John Scurlock (Wolverine)
Flying a small, yellow, home-built airplane out of Concrete, John Scurlock explores the North Cascades in wind, weather and light that inspires most people to be safe and cozied up at home. The results of his extraordinary forays in to the inaccessible corners of this range are photographs of a landscape seldom seen before, a wintery terra incognito of terrifying beauty and austere grace. *Snow & Spire*, a collection of Scurlock’s aerial photography and his first publication, is a culmination of several years of determined labor and features stunning views of Baker, Shuksan, Forbidden, Terror, the Picketts and beyond, plus essays by WWU geologist David Tucker and mountaineering historian Lowell Skoog.

Thor Hanson (Basic Books)
Winner of the 2011 Northwest Booksellers Association book of the year award and a Library Journal Top 10 Science Book, *Feathers* tells the natural and cultural history of the feather – one of the most highly evolved objects in nature. Hanson is a conservation biologist with experience in the field studying everything from trees and songbirds in Costa Rica, bears in Alasks and gorillas in Uganda, and he possesses the rare gift of translating scientific concepts in to prose both captivating and poetic.
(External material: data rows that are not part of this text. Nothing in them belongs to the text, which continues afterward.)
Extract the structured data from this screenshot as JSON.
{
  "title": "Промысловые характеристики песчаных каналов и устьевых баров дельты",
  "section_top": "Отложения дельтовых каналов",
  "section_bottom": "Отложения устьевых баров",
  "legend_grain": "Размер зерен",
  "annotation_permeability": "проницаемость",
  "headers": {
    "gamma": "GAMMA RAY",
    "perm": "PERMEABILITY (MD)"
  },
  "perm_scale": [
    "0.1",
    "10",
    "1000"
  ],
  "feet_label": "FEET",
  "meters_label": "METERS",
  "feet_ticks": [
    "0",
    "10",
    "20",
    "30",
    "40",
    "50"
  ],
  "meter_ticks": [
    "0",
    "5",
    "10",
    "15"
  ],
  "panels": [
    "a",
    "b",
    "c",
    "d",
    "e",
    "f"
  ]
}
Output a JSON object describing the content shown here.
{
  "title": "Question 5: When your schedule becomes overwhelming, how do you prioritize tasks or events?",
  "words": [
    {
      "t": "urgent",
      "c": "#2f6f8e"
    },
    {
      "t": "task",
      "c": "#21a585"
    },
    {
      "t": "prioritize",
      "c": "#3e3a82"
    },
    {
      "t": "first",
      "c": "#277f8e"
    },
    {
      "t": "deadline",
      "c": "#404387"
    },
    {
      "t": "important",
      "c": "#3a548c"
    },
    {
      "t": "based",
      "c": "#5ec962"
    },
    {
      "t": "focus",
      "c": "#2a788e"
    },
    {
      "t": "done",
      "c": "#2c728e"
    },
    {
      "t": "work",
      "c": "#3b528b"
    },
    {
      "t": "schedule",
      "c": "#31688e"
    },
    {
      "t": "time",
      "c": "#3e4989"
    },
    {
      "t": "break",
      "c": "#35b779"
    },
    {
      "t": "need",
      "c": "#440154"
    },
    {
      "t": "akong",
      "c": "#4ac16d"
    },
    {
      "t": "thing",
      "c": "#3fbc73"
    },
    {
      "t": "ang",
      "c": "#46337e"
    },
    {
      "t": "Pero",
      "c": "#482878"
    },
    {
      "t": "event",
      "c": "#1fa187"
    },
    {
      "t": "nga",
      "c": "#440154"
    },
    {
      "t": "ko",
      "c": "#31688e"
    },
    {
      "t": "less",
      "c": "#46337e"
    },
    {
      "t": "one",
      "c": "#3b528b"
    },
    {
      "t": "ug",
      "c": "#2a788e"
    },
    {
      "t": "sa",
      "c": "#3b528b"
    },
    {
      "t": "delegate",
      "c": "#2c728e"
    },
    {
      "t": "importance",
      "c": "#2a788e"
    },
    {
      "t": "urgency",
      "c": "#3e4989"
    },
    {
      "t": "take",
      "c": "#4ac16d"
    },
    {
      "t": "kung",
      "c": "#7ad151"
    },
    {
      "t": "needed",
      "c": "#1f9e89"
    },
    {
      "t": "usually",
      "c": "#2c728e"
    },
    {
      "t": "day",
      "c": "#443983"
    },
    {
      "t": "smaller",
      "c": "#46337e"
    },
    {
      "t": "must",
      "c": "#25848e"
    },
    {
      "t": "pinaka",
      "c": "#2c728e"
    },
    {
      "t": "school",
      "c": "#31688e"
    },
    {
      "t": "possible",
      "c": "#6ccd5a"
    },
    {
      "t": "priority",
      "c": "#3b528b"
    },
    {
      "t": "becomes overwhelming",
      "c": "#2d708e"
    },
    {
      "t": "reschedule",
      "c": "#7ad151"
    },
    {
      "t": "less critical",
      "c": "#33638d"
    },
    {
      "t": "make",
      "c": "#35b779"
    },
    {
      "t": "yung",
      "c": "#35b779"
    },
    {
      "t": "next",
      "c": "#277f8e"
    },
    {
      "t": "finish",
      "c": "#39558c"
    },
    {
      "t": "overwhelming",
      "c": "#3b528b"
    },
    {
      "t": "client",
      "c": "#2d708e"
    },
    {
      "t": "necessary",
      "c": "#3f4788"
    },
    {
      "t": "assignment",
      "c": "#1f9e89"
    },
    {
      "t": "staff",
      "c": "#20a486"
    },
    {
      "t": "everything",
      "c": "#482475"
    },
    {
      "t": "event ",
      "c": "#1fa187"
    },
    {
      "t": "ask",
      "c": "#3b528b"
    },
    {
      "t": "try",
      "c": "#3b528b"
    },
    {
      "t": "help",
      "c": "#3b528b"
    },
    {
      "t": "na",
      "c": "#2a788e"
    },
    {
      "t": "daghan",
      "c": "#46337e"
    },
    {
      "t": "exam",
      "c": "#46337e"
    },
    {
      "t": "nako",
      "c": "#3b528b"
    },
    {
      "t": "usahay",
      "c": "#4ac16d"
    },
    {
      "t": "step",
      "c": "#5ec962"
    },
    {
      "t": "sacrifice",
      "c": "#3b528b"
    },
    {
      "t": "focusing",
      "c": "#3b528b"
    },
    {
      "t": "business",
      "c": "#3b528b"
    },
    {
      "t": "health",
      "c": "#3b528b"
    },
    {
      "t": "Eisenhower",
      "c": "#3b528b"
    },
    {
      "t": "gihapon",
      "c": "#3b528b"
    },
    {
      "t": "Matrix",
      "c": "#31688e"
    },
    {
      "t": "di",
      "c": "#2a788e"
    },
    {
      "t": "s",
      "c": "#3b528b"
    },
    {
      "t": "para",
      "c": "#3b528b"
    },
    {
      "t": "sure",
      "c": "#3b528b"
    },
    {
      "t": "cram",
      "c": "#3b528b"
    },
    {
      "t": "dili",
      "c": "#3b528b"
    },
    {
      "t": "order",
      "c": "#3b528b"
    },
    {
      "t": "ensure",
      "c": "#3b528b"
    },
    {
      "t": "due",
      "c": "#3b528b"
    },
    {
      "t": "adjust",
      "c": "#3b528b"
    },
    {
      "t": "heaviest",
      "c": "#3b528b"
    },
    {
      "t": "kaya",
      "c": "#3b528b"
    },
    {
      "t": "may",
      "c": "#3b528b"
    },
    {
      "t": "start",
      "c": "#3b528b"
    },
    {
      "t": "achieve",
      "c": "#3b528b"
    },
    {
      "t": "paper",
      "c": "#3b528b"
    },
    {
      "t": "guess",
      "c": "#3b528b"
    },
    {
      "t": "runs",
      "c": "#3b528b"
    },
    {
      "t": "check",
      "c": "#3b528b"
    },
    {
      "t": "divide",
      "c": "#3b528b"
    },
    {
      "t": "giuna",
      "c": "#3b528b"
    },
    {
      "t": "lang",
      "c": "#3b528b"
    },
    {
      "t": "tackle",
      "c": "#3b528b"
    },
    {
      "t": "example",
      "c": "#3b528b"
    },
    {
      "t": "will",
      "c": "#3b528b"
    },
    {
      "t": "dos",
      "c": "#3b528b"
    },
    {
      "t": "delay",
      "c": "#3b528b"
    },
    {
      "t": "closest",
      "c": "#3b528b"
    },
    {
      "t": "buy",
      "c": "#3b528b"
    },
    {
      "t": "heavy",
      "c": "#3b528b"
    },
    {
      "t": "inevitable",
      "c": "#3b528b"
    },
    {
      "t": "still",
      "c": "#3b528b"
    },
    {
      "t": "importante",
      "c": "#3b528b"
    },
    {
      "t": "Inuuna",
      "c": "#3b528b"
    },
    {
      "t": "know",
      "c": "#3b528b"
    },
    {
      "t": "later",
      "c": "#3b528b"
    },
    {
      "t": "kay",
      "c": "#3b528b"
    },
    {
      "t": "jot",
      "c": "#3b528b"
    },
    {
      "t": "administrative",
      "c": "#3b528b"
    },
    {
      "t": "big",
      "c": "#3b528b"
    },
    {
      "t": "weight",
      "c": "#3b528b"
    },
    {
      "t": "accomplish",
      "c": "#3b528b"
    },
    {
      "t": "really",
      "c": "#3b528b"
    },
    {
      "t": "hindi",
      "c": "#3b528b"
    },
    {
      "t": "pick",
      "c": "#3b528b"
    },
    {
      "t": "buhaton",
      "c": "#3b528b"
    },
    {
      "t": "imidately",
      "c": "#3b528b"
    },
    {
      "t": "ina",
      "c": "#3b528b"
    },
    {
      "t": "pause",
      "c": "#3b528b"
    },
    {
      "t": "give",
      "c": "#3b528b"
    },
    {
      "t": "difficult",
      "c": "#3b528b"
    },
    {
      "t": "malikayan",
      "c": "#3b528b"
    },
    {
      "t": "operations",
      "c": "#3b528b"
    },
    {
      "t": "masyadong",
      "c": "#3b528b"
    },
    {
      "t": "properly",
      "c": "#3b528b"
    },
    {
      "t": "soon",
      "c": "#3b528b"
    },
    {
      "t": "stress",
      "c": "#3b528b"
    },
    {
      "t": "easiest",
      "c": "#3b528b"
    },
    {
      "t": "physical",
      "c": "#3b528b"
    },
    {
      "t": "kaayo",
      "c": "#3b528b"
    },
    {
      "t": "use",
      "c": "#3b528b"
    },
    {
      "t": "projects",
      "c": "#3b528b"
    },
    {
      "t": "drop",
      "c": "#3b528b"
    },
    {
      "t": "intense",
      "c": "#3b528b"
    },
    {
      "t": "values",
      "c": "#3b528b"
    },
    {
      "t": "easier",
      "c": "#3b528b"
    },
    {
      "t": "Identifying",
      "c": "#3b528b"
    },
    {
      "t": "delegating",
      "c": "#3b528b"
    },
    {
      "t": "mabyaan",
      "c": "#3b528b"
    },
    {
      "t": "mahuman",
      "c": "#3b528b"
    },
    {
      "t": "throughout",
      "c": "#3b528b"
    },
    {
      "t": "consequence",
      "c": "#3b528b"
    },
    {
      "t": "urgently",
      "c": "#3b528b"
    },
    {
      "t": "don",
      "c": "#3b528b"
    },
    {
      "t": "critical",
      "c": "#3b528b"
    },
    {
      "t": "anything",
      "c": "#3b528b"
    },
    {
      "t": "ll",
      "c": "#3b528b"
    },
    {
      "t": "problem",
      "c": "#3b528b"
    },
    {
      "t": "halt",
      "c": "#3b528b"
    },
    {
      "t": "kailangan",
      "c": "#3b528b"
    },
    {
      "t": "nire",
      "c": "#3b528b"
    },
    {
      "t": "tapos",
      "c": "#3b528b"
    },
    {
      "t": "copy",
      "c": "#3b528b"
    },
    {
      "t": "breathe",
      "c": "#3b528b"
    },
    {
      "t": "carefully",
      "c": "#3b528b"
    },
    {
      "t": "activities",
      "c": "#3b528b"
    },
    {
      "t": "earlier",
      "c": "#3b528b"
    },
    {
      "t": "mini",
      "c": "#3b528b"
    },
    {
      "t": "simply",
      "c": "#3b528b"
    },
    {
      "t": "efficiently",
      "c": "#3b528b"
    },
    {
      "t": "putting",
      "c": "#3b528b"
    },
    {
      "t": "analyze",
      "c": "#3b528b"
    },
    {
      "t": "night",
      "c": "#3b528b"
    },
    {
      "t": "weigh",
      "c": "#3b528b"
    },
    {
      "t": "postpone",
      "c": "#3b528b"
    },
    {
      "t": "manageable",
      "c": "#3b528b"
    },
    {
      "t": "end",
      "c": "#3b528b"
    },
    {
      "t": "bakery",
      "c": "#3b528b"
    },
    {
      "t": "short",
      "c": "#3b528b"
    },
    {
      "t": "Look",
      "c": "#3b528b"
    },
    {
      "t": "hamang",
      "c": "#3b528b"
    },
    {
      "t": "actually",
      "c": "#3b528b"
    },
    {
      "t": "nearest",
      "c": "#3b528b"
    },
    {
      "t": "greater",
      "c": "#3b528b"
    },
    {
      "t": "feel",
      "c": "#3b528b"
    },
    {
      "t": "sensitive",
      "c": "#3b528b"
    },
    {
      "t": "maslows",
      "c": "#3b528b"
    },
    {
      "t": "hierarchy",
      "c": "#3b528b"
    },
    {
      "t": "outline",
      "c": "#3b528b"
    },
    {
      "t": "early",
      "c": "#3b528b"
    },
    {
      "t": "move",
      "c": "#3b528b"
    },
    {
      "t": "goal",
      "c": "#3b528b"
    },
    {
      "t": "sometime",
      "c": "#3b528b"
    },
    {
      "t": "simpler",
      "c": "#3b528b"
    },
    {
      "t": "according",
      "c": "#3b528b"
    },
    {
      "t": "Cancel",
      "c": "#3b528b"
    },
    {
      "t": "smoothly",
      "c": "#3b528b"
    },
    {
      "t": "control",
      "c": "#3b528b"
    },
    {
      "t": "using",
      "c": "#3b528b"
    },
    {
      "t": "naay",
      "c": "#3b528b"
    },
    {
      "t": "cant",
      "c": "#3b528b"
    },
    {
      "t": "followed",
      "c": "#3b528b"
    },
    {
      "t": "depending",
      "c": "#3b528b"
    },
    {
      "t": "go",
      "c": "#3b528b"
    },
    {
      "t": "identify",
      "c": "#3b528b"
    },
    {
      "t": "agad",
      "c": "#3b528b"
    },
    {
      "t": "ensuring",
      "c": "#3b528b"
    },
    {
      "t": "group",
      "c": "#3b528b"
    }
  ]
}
Writing from his home on San Juan Island, Hanson takes the reader back to the Chauvet Cave in southern France, through Greek and Hindu mythology, up to recent discoveries using DNA fingerprinting, all the while exploring the development and uses of this evolutionary marvel.

Andrew Nikiforuk (Greystone)
Celebrated in Canada as one of their most engrossing nonfiction books of the year, journalist Andrew Nikiforuk focuses his honed investigative skills towards the tale of an insect “the size of a rice kernel” that has killed more than 30 billion pine and spruce trees from Alaska and northern British Columbia, down the Rocky Mountains range into Colorado and New Mexico. There are many villains in this man-made tragedy -- climate change, unsustainable logging practices, misguided science, a century of fire suppression – and the author makes his best attempt to draw lessons and look ahead into the unknown future of one of the world’s greatest natural heritage.

Hank Lentfer (Mountaineeers Books)
A finely-wrought memoir of a life lived in a remote town in southeast Alaska, Hank Lentfer weaves together threads of conservation, natural history, parenthood and family. Sandhill cranes, passing over the author’s home every fall on their journey between California and Alaska, serve as the inspiration for his quest to find hope in a world seemingly intent on crushing all things beautiful and natural.